Results obtained from Table 10 and Fig. 1 confirmed that the highest number of amplicons were showed in primers SR-05 and SR-06 where they achieved 27 fragments for both of them; besides, they revealed the biggest polymorphism percentages (96.29% and 85.18%) for them, respectively, while the SR-11 primer recorded the lowest number of amplicons (10) and polymorphism (40%). These results confirmed that the previous primers succeeded for determining the molecular differences among the ten sorghum genotypes which were considered as a taxonomic basic for drought resistance in this regard. Similar results were in agreement with those reported by El-Mouhamady et al. (2014D), Esmail et al. (2016), Ramadan et al. (2016), Khatab et al. (2017), and Khatab et al. (2019).
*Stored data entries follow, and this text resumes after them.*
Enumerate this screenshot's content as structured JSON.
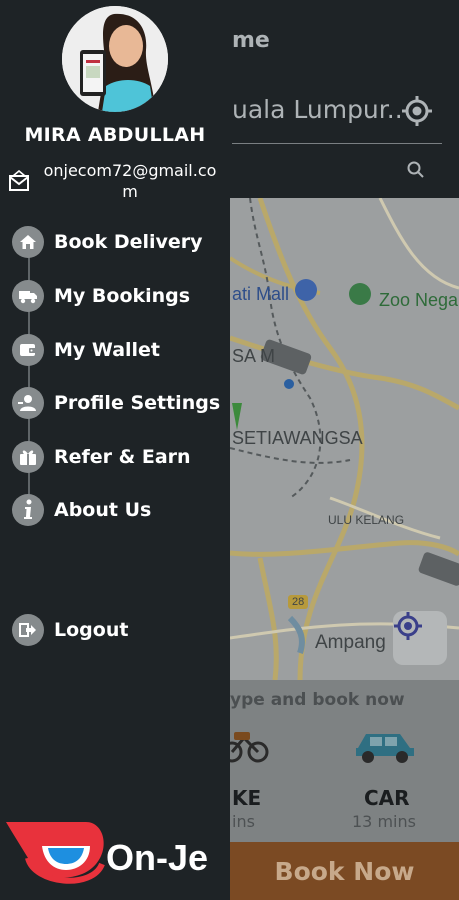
{
  "background": {
    "header_title": "me",
    "location_text": "uala Lumpur..",
    "map_labels": {
      "mall": "ati Mall",
      "zoo": "Zoo Negar",
      "sa": "SA M",
      "setiawangsa": "SETIAWANGSA",
      "ulu_kelang": "ULU KELANG",
      "ampang": "Ampang",
      "road_28": "28"
    },
    "vehicle_panel": {
      "title": "ype and book now",
      "bike_name": "KE",
      "bike_time": "ins",
      "car_name": "CAR",
      "car_time": "13 mins"
    },
    "book_now": "Book Now"
  },
  "drawer": {
    "user_name": "MIRA ABDULLAH",
    "email": "onjecom72@gmail.com",
    "menu": [
      {
        "label": "Book Delivery",
        "icon": "home-icon"
      },
      {
        "label": "My Bookings",
        "icon": "truck-icon"
      },
      {
        "label": "My Wallet",
        "icon": "wallet-icon"
      },
      {
        "label": "Profile Settings",
        "icon": "user-icon"
      },
      {
        "label": "Refer & Earn",
        "icon": "gift-icon"
      },
      {
        "label": "About Us",
        "icon": "info-icon"
      }
    ],
    "logout": "Logout",
    "logo_text": "On-Je"
  },
  "colors": {
    "drawer_bg": "#1e2326",
    "brand_red": "#e8323c",
    "brand_blue": "#1e8fe0",
    "book_now": "#d9722a"
  }
}
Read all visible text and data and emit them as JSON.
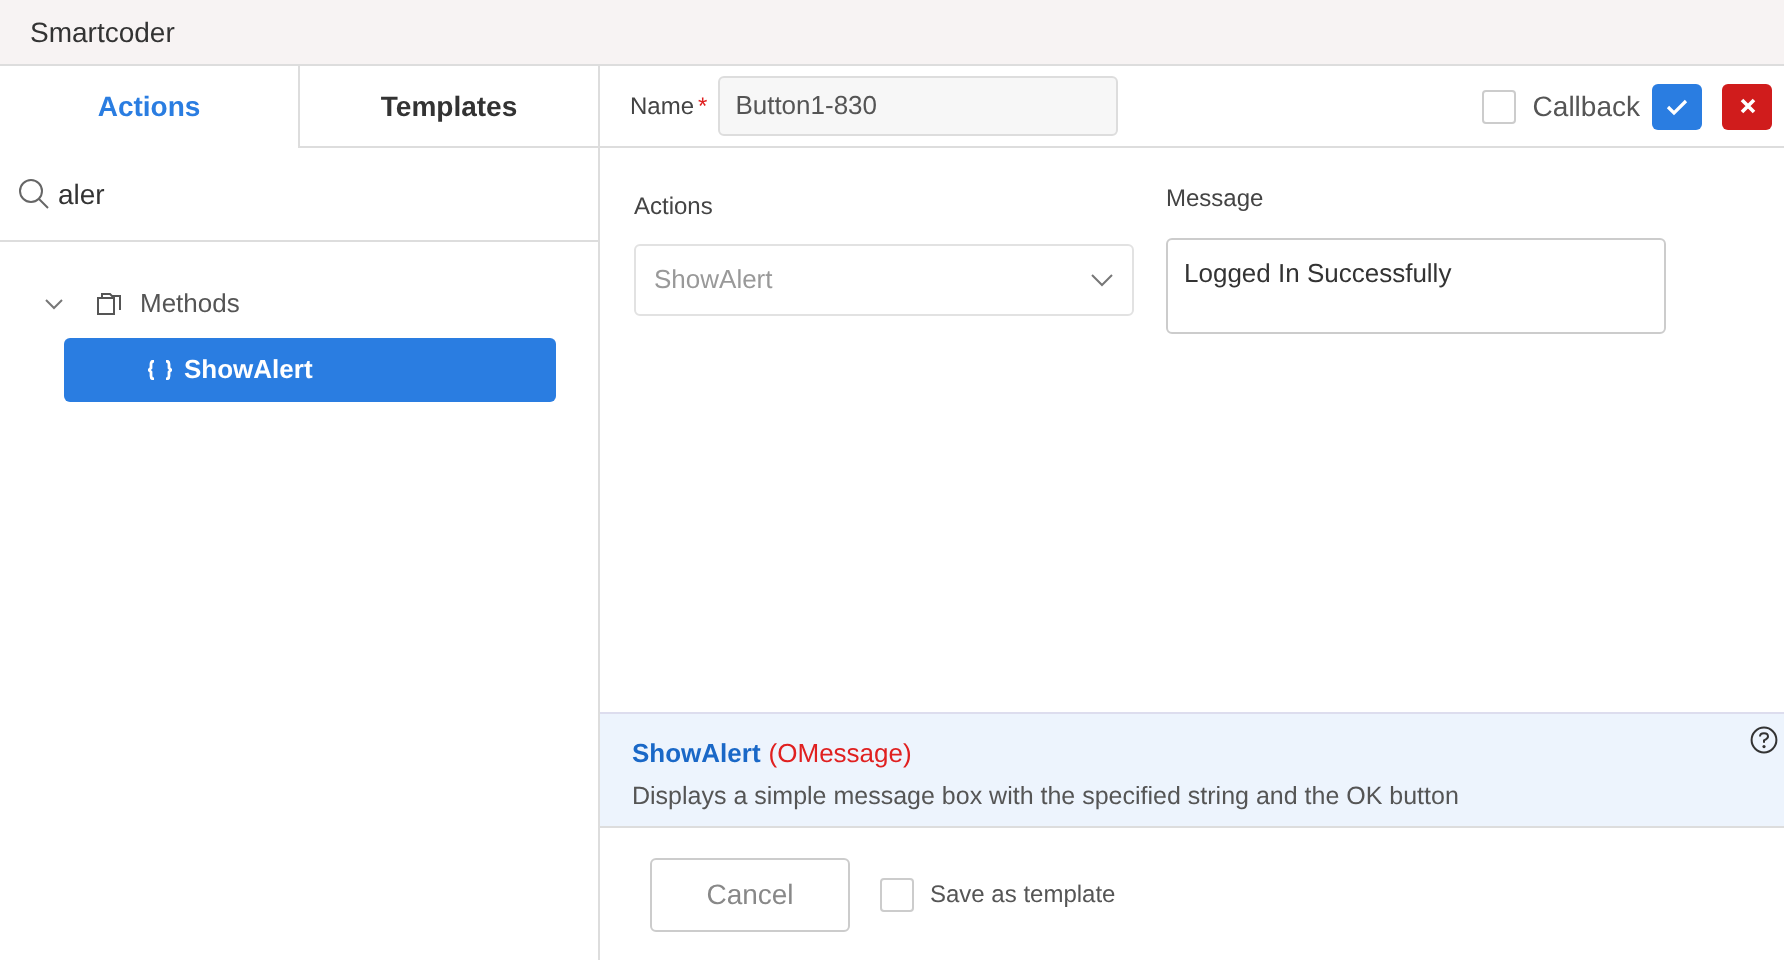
{
  "window": {
    "title": "Smartcoder"
  },
  "tabs": [
    {
      "label": "Actions",
      "selected": true
    },
    {
      "label": "Templates",
      "selected": false
    }
  ],
  "search": {
    "value": "aler"
  },
  "tree": [
    {
      "label": "Methods",
      "expanded": true,
      "children": [
        {
          "label": "ShowAlert",
          "selected": true
        }
      ]
    }
  ],
  "name_field": {
    "label": "Name",
    "required": "*",
    "value": "Button1-830"
  },
  "callback": {
    "label": "Callback",
    "checked": false
  },
  "actions_field": {
    "label": "Actions",
    "value": "ShowAlert"
  },
  "message_field": {
    "label": "Message",
    "value": "Logged In Successfully"
  },
  "info": {
    "method": "ShowAlert",
    "params": "(OMessage)",
    "description": "Displays a simple message box with the specified string and the OK button"
  },
  "footer": {
    "cancel": "Cancel",
    "save_template": {
      "label": "Save as template",
      "checked": false
    }
  }
}
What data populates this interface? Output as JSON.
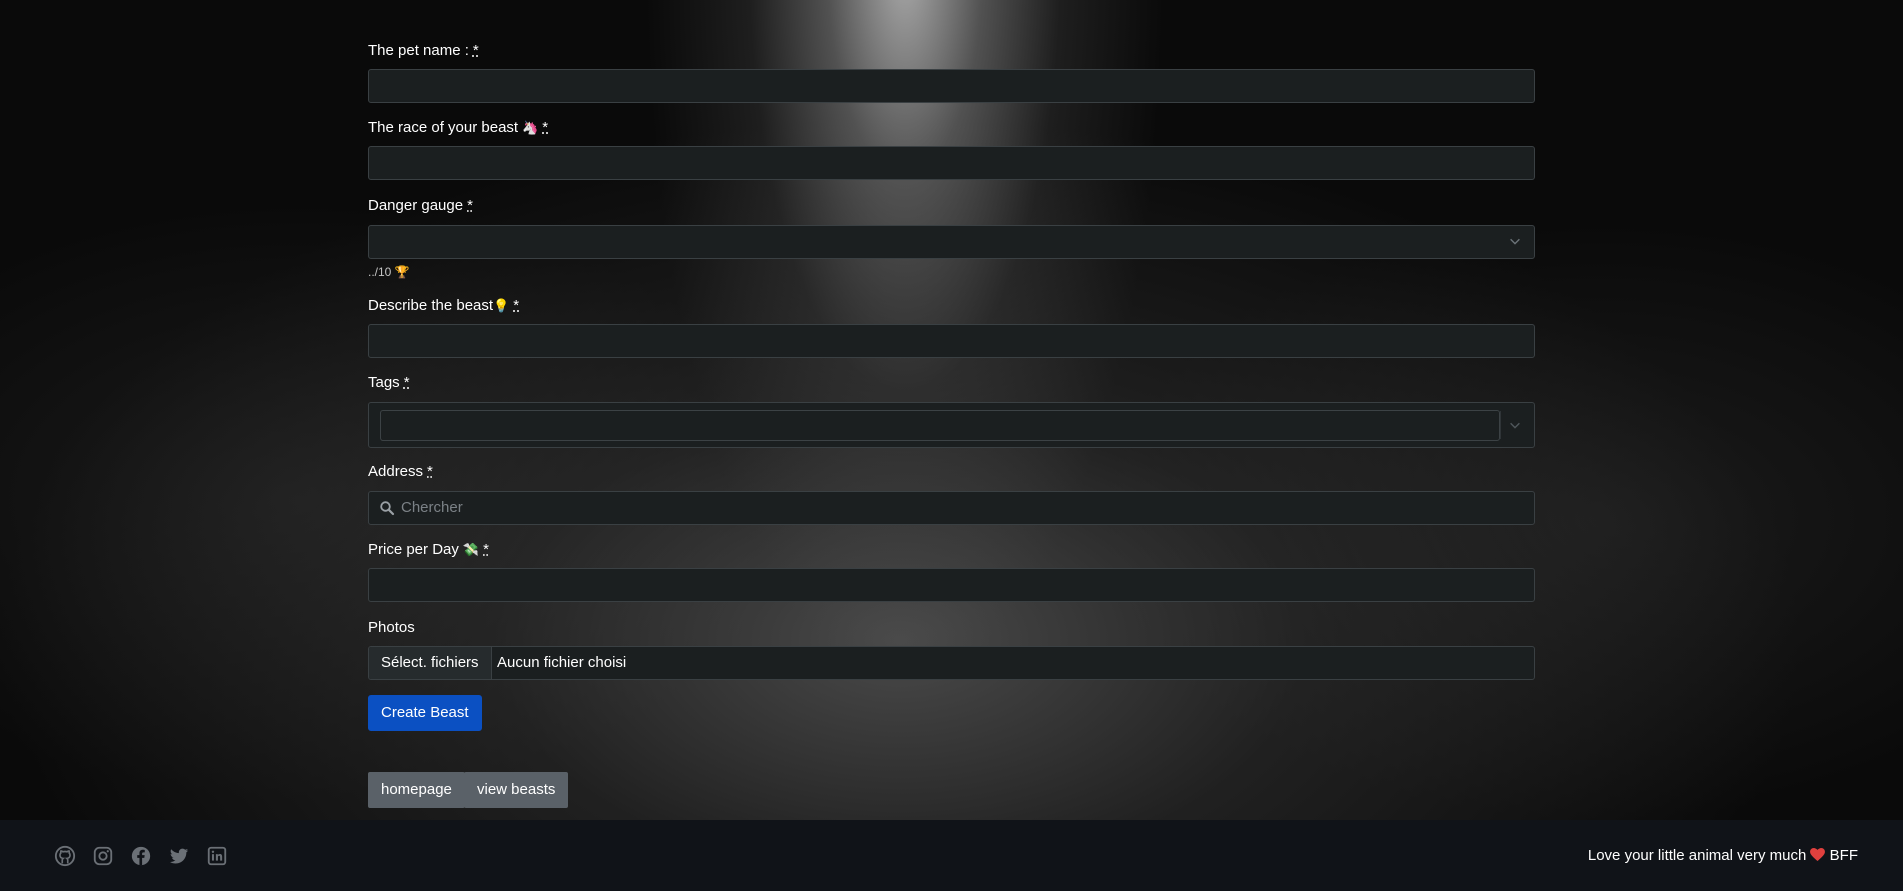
{
  "form": {
    "pet_name": {
      "label": "The pet name :",
      "required_mark": "*",
      "value": ""
    },
    "race": {
      "label": "The race of your beast",
      "emoji": "🦄",
      "required_mark": "*",
      "value": ""
    },
    "danger": {
      "label": "Danger gauge",
      "required_mark": "*",
      "selected": "",
      "hint": "../10 🏆"
    },
    "describe": {
      "label": "Describe the beast",
      "emoji": "💡",
      "required_mark": "*",
      "value": ""
    },
    "tags": {
      "label": "Tags",
      "required_mark": "*"
    },
    "address": {
      "label": "Address",
      "required_mark": "*",
      "placeholder": "Chercher"
    },
    "price": {
      "label": "Price per Day",
      "emoji": "💸",
      "required_mark": "*",
      "value": ""
    },
    "photos": {
      "label": "Photos",
      "button_label": "Sélect. fichiers",
      "status": "Aucun fichier choisi"
    },
    "submit_label": "Create Beast"
  },
  "nav": {
    "homepage_label": "homepage",
    "view_beasts_label": "view beasts"
  },
  "footer": {
    "social_icons": [
      "github-icon",
      "instagram-icon",
      "facebook-icon",
      "twitter-icon",
      "linkedin-icon"
    ],
    "tagline_prefix": "Love your little animal very much",
    "heart": "❤️",
    "tagline_suffix": "BFF"
  },
  "colors": {
    "primary_button": "#0b50c2",
    "secondary_button": "#5a6168",
    "input_bg": "#1b1f20",
    "footer_bg": "#101318",
    "heart": "#e0403e"
  }
}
Molecular markers using ISSR analysis have succeeded in determining the specific markers responsible for the differentiation among the ten sorghum genotypes, noting that these specific markers have been considered as a taxonomic basis among the recent entries and a major cause of bearing these genotypes for water deficit conditions (Tables 11 and 12). These results were obtained by Ramadan et al. (2016), Esmail et al. (2016), Eldessouky et al. (2016), Khatab et al. (2017), and Khatab et al. (2019).

It is noted that the genetic similarity observed between P4 and P5, H4 and H5, and P5 and H1 recorded the best and highest relationships which indicated that P4, P5, H1, H4, and H5 genotypes are considered very genetically close from each other and can be used in breeding programs to develop and improve water deficit resistance in sorghum plants under Egyptian conditions (Table 13) (Esmail et al. 2016, Ramadan et al. 2016, Khatab et al. 2017, and Khatab et al. 2019).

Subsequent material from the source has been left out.